What did @trtsgtmaj2 actually say?
The creator walked through their personal testosterone self-injection routine, emphasizing subcutaneous (subQ) injection into the glutes and a technique called "backfilling" an insulin syringe with oil drawn from the vial using a larger needle. They recommend drawing "way more oil than what I need" as a buffer for mistakes, and stress that you cannot draw viscous testosterone oil through a small insulin needle directly. The tutorial is conversational, based on personal experience, and invites viewers to share their own methods. There is no dosing information given, which is notable. The advice is procedural rather than medical, but it reaches tens of thousands of viewers who may be self-injecting without clinical supervision.
The core claims: subQ glute injections work, backfilling is a valid technique, insulin needles cannot draw oil efficiently, and drawing excess volume reduces injection errors. Let's look at each of those.
Does the science back this up?
SubQ testosterone injection is legitimately supported by research, and backfilling is a widely practiced technique with reasonable logic behind it. The evidence for subQ administration has grown substantially in the last decade.
A 2017 study by Kaminetsky et al. in Journal of Clinical Endocrinology and Metabolism found that subcutaneous testosterone cypionate produced stable serum testosterone levels comparable to intramuscular delivery, with potentially lower peak-to-trough variability. The subQ route is increasingly used in clinical practice precisely because it is less intimidating and easier for patients to self-administer. The glute as a subQ site is less conventional than the abdomen or thigh, but it is used in practice.
Backfilling, the act of pushing oil into an insulin syringe from the back rather than drawing it through the fine needle tip, is a well-documented workaround in patient communities and is acknowledged in pharmacy and nursing literature on viscous injectables. The physics are sound: fine-gauge needles create high resistance to thick oil. Drawing directly through a 28 or 29-gauge insulin needle is genuinely impractical with testosterone in an oil carrier.
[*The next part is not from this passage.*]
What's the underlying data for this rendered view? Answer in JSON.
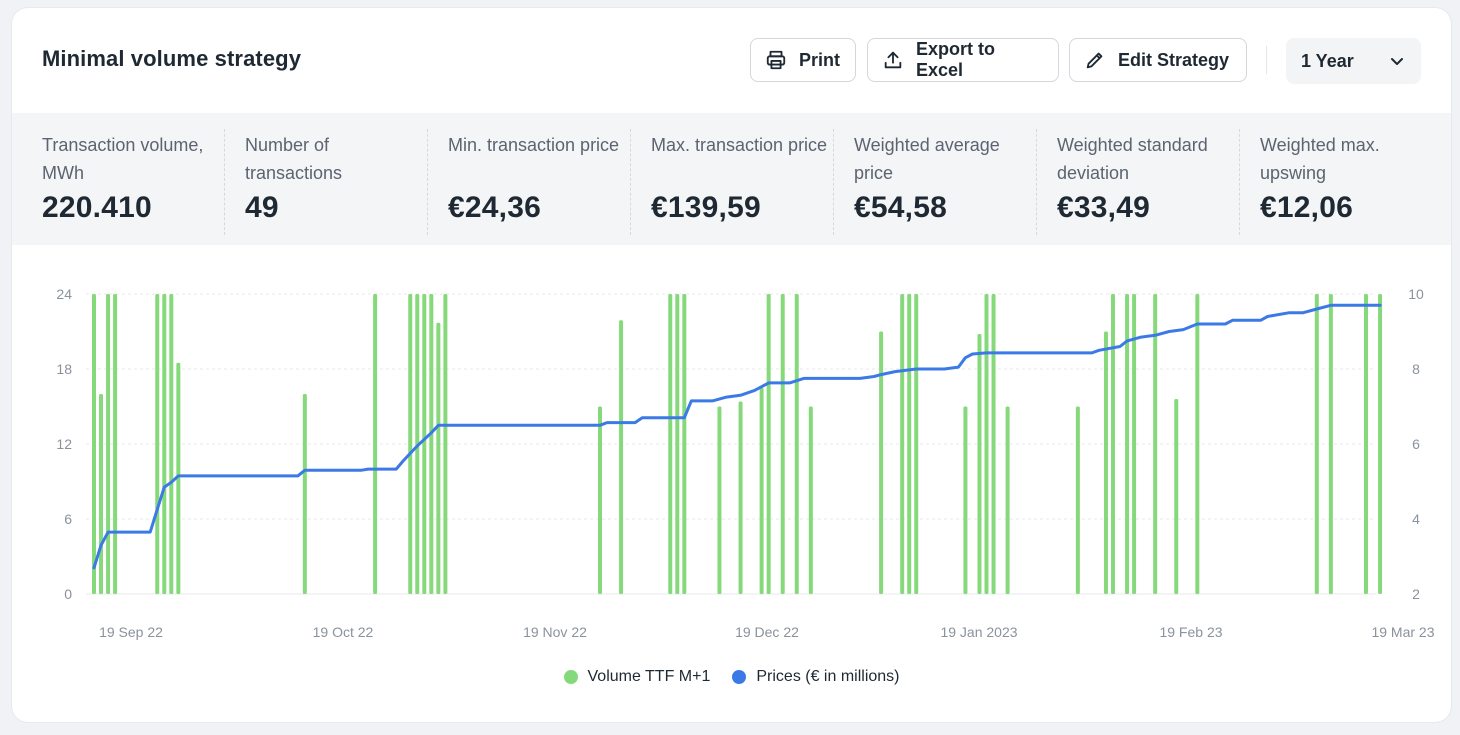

What did they get wrong (or right)?
They got the core technique right. Backfilling is not a fringe hack. It is a practical solution to a real problem with viscous oil-based injectables. The instruction to avoid putting the plunger in before reinserting into the vial to prevent spillage reflects genuine hands-on experience. Credit where it is due.
However, there are real omissions worth flagging. The creator does not mention needle recapping safety or disposal, both of which are relevant when you are handling two needles. The instruction to clean the vial top and injection site with alcohol swabs is correct but incomplete: the CDC and WHO injection safety guidelines recommend allowing the alcohol to dry fully before injecting, a step not mentioned here.
More significantly, "subQ in the glutes" is a somewhat imprecise anatomical target. The glute has variable subcutaneous fat depth depending on body composition. Injecting too deep in a lean person at that site risks intramuscular delivery, which changes absorption kinetics and may increase local irritation with oil-based testosterone. A 2020 review by Kohn et al. in Sexual Medicine Reviews noted that subQ injection sites with more consistent fat depth, like the lower abdomen or lateral thigh, tend to produce more predictable absorption.
What should you actually know?
SubQ testosterone delivery is clinically legitimate and increasingly preferred in patient-centered TRT protocols, but technique details matter more than this video acknowledges. A few things worth knowing:
- Allow alcohol to dry for at least 30 seconds before injecting. Wet alcohol can carry surface bacteria into the injection site and cause stinging.
- The backfilling technique is valid, but the larger drawing needle should be replaced or at minimum handled carefully to avoid contamination before use as a drawing tool into the syringe barrel.
- SubQ glute injections are feasible but not the most anatomically consistent subQ site. The lateral abdomen or thigh provides more predictable fat depth for most people.
- "Drawing more than you need" as a mistake buffer is understandable advice, but accurate dosing matters clinically. Eyeballing a slightly-over-filled syringe and then pushing out excess is acceptable if you are precise about your final volume marker.
- Testosterone vials are multi-use. Maintaining sterile technique, including not touching the cleaned stopper and using a new needle each time, is not optional. Contaminated vials have caused serious infections in documented case reports.
This video is a useful peer-to-peer walkthrough for people already on a prescribed TRT protocol. It should not substitute for instruction from a prescribing clinician or pharmacist. If you are starting TRT for the first time, ask your provider to walk you through injection technique directly.